After that, Mario will have some tough decisions to make about the megabucks offers he and the other miners are receiving for their stories. He says any money will be used for the good of his family.
‘I am not a superstar, I am a miner. I will always be a miner. I will take whatever money I make from this and I will make sure my kids have a college fund. I’ll buy a house and I’d like to take my wife on holiday. Apart from that, I would like to use what we have been through to help other working men. The attitude needs to change here in Chile – and then the world.
‘This situation won’t affect someone like me, who has a wife and kids. But, for sure, some of the younger miners will have their heads turned by the offers of money and fame. We have been talking in the hospital this week about this and we have agreed to try to stick together, to carry on supporting the younger ones.’

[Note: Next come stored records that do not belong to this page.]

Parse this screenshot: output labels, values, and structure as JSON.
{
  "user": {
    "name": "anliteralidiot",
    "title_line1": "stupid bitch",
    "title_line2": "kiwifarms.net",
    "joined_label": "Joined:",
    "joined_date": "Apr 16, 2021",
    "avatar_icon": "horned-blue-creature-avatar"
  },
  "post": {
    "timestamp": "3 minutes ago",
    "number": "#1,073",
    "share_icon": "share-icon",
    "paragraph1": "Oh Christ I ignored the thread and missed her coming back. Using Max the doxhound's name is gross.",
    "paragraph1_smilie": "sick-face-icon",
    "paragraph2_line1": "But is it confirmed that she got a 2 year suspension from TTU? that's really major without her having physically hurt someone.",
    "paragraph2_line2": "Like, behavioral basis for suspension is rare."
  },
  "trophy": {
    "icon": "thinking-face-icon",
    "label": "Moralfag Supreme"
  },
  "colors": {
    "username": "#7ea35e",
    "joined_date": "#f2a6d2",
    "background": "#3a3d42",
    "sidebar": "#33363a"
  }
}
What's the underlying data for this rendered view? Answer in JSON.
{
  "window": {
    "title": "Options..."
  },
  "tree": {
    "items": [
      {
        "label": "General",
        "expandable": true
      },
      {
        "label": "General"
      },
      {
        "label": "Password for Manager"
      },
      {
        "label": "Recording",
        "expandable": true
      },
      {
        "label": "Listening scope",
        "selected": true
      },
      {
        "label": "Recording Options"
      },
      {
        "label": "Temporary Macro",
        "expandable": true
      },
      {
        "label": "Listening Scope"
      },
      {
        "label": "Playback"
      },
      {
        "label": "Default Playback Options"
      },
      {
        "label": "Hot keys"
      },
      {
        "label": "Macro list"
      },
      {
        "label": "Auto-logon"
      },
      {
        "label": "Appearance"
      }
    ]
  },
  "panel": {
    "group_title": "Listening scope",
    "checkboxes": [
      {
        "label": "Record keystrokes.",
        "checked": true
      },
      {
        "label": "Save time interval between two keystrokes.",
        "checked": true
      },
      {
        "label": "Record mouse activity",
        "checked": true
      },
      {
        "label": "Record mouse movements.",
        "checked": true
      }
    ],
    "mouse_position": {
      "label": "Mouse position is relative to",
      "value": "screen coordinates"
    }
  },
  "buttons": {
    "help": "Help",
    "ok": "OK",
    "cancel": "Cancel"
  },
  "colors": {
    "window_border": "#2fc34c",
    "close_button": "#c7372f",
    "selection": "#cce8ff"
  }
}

Mario adds: ‘I see this as something that has united the world. I am a humble man and I am happy to have played a small part in an event which has made the world come together, if just for a moment.’
EACH MINER 'TO GET A MILLION'
The miners are expected to become overnight millionaires this week.
A ‘big announcement’ is expected on Tuesday at a Press conference called by Chilean businessman and philanthropist Leonardo Farkas – who wrote each man a cheque worth £6,500 while they were trapped.
Mario’s daughter Scarlette said: ‘He said when this all started that he would not rest until each of the accounts he opened for each miner with $10,000 reached a million dollars.
We know that donations have been pouring in from around the world.
‘The families are now so excited about what might be announced on Tuesday.
‘The word is that each account is holding a
million dollars. If that is true then our lives truly will never be the same again.’